The University of Texas at Austin, USA

"Image-based mechanistic modeling of prostate cancer for personalized forecasting of tumor growth"

The current clinical management of prostate cancer (PCa) enables its detection at early organ-confined stages by combining regular screening and patient classification in risk groups. Although these newly diagnosed tumors do not usually pose a threat to the patient, most PCa cases are prescribed a radical treatment immediately after diagnosis (e.g., surgery or radiotherapy).
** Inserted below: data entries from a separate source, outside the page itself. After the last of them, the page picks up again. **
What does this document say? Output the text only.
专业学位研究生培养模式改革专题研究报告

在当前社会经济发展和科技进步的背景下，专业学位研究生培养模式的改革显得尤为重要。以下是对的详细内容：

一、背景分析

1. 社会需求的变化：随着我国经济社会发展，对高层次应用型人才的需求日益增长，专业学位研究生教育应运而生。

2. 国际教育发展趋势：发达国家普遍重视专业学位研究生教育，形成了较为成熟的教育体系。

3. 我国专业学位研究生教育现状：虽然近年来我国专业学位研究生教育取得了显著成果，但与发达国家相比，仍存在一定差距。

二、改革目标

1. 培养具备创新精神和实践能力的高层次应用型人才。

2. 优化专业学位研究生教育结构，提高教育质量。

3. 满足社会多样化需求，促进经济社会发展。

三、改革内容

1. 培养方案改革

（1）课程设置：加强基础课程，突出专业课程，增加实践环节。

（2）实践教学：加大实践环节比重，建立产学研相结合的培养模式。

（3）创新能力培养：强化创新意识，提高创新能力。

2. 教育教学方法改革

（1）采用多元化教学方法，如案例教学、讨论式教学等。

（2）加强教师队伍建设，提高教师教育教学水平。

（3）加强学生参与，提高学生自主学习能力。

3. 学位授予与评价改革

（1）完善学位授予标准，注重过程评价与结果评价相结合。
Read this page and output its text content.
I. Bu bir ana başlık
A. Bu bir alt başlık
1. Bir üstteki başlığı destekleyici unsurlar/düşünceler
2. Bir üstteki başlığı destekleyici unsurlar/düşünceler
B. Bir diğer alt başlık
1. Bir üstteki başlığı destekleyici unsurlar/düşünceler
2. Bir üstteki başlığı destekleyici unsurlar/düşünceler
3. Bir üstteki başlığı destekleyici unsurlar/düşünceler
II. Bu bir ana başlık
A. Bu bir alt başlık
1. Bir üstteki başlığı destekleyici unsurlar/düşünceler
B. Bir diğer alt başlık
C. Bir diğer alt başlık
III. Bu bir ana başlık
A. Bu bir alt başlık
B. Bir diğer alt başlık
However, the limited individualization of the clinical management beyond risk-group definition has led to significant overtreatment and undertreatment rates, which might adversely impact the patients' lives and life expectancy, respectively. Thus, PCa is a paradigmatic disease in which an individualized predictive technology could make a crucial difference in clinical practice, thereby separating less aggressive tumors that could be safely monitored from lethal tumors that require immediate treatment. To address this critical need, we propose to use routine clinical and imaging data to construct and parametrize personalized mathematical models of PCa growth including the key mechanisms involved in this pathology. We can then run computer simulations with these models to forecast the growth of a patient's tumor, which may assist physicians in clinical-decision making. Our models have been able to qualitatively reproduce tumor growth over the local anatomy of a patient's prostate extracted from imaging data. We have also been able to capture the dynamics of the Prostate Specific Antigen (PSA), which is a ubiquitous biomarker in PCa clinical management. We have also studied the inhibitive effect of growth-induced mechanical stress on PCa and how the compression exerted by concomitant benign prostatic hyperplasia dramatically impedes tumor growth. Our ongoing efforts aim at leveraging longitudinal clinically-available quantitative magnetic resonance data to initialize and parameterize our PCa growth models. We believe that our imaging-based models could constitute a promising computational technology to assist physicians to provide a personalized clinical management of PCa.